Quand le député fait la soustraction suivante : 23.000.000.000 (budget alloué annuellement) – 10.788.000.000 (salaires annuels des députés) = 12.212.000.000 pour la première année et de 14.762.000.000 pour les autres quatre années qui reste sur 5 ans. La question qui surgit dans la tête du député est de savoir où vont le reste des fonds emmenant du budget ? c’est en ce moment que notre parlementaire se rend compte qu’il n’a effectué aucun voyage au titre du parlement. Pis ce sont les chargés d’études de l’assemblée nationale qui occupent les devants des missions parlementaires en lieu et place des élus du peuple. Vous avez dit chargé d’études ? c’est le titre fanfaron que certains collaborateurs du PAN portent. Quel rôle jouent-t-ils ? après investigations, la plupart sont membres de son « cabinet personnel ». En réalité, ceux-ci ne devraient en aucun cas établir les locaux de l’hémicycle comme lieu de travail. Et pourtant.

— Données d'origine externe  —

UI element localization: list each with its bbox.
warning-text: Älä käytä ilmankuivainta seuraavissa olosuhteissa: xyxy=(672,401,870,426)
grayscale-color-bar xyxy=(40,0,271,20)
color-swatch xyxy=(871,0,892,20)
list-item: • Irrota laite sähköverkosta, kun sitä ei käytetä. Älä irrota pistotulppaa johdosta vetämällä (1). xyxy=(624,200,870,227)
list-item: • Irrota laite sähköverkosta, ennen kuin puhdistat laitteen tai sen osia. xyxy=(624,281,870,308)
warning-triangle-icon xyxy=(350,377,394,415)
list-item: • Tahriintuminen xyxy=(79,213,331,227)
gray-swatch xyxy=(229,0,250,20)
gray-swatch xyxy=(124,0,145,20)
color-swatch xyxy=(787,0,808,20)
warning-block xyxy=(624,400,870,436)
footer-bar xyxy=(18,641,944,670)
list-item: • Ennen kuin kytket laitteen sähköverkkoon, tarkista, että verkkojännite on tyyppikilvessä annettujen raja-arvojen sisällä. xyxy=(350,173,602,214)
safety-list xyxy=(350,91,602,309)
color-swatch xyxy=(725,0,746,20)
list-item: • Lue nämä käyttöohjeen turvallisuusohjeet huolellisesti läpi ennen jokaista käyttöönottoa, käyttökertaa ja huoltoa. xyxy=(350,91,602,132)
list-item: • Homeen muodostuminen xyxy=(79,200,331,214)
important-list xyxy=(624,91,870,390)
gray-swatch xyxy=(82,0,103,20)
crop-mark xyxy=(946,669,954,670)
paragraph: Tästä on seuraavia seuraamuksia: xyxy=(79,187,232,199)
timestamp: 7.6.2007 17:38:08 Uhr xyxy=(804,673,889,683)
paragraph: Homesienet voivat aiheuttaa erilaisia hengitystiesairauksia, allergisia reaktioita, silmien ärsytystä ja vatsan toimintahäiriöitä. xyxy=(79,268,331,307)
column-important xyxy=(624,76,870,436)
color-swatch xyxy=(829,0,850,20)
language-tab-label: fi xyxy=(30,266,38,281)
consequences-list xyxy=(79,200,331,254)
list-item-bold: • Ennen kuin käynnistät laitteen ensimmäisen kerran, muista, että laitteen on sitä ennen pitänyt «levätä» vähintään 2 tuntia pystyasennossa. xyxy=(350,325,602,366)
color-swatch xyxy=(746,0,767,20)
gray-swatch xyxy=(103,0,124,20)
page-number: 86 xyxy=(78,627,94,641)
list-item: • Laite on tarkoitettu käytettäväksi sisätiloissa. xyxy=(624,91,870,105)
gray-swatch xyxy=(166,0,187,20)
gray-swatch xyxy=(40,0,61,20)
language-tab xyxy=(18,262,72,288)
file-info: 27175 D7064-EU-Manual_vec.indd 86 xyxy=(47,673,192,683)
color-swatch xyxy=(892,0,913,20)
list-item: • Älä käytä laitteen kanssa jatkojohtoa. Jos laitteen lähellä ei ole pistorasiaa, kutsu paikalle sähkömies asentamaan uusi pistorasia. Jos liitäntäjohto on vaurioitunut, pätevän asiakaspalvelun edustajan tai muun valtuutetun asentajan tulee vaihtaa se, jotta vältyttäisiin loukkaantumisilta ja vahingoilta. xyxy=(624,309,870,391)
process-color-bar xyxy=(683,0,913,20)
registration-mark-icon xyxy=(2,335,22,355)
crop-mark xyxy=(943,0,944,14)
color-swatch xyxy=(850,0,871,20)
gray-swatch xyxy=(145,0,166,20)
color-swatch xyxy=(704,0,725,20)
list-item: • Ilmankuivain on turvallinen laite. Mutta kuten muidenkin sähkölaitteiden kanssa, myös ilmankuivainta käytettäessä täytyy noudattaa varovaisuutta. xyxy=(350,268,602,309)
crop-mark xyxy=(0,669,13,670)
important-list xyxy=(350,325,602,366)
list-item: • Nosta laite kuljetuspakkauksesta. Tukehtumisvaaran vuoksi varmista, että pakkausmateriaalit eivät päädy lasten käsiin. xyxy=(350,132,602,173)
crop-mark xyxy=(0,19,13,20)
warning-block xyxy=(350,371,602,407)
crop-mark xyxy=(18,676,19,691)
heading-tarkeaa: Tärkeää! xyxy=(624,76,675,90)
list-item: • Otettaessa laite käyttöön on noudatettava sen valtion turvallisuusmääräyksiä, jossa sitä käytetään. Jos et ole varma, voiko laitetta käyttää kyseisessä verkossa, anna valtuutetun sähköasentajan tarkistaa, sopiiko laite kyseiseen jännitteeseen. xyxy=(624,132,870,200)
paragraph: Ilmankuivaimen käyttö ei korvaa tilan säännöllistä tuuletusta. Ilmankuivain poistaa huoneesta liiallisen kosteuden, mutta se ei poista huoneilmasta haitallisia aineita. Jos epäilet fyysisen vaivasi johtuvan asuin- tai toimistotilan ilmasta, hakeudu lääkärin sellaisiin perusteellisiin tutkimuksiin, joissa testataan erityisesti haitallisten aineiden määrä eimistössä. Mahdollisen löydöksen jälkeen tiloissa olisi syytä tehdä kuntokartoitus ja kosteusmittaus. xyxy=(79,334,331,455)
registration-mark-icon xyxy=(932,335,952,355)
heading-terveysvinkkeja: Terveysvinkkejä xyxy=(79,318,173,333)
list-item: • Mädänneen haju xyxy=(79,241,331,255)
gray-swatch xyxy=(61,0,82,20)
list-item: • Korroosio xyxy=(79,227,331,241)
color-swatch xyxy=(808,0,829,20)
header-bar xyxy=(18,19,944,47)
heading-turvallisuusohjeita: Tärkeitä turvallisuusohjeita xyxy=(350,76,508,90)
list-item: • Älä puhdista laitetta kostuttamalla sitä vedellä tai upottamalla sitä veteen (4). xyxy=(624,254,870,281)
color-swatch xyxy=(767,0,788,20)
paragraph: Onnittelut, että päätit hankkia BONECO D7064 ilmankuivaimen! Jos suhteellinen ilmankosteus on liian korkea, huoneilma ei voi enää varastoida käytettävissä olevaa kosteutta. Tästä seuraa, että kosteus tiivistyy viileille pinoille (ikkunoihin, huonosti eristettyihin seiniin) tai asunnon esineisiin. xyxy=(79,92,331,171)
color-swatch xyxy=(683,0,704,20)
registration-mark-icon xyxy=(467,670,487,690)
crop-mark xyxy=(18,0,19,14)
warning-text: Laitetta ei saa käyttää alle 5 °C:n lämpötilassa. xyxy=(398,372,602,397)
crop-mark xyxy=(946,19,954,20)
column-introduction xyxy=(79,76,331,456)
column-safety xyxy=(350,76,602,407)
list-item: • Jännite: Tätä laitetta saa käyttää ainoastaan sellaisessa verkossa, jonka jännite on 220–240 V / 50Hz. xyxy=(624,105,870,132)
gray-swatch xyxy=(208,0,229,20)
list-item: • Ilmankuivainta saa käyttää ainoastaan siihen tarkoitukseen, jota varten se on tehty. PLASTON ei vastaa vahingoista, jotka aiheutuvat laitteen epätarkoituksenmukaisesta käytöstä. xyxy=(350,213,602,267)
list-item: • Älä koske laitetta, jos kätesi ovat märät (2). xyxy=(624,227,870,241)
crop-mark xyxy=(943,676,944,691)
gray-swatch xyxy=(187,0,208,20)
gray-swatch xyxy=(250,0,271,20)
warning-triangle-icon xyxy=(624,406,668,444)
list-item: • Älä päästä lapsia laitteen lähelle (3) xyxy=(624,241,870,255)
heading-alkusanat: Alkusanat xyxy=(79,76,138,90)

C’est encore à ce stade que le député se rend compte que certains philosophes se bousculent à la caisse avec eux pour des émoluments dont nul n’a de justifications rationnelles et précises. Depuis l’avènement du PAN en 2012, rares sont les activités organisées et financées pour les députés. Tout tourne autour des voyages et des réceptions organisées par et pour le PAN. On nous dira que le parlement a un personnel. Selon la dernière information, ce personnel s’élèverait à environ 287 membres. Cependant, nous ne pensons pas que ces 287 employés plus l’entretien des infrastructures et des moyens roulants pourront même aller au-delà de deux (2) milliards annuellement de nos francs. Au bas mot, il va devoir rester une dizaine de milliards dont la destination jusque-là reste inconnue par les membres de notre assemblée nationale. Le député toujours dans sa tête se rend compte que pour une première dans l’histoire du fonctionnement de notre hémicycle, un DAF est nommé alors que les questeurs (des députés) sont censés faire le même travail. Un bureau bis est en quelque sorte en charge du bon fonctionnement de notre parlement. C’est après avoir fait tous ces petits calculs sur du papier à l’aide d’un croyant que le député exige une meilleure lisibilité des affaires financières au sein du parlement. Il se rend compte que même une augmentation salariale ne ferait pas de mal à notre parlement. Le député ivoirien se rend compte que pour bientôt une décennie, il a perçu moins que prévu. Aucune prime depuis l’avènement de GSK. Tout ce pactole va aux mains des 200 « conseillers » du PAN. Dans la tête du député, mieux vaut tard que jamais.il décide donc de prendre les choses en main pour son bien-être. Espérons que le député puisse maintenir la pression afin de bénéficier de ses droits. Les menaces et les colères ne sont pas nécessaires dans ce décor qui exige clarté et lucidité.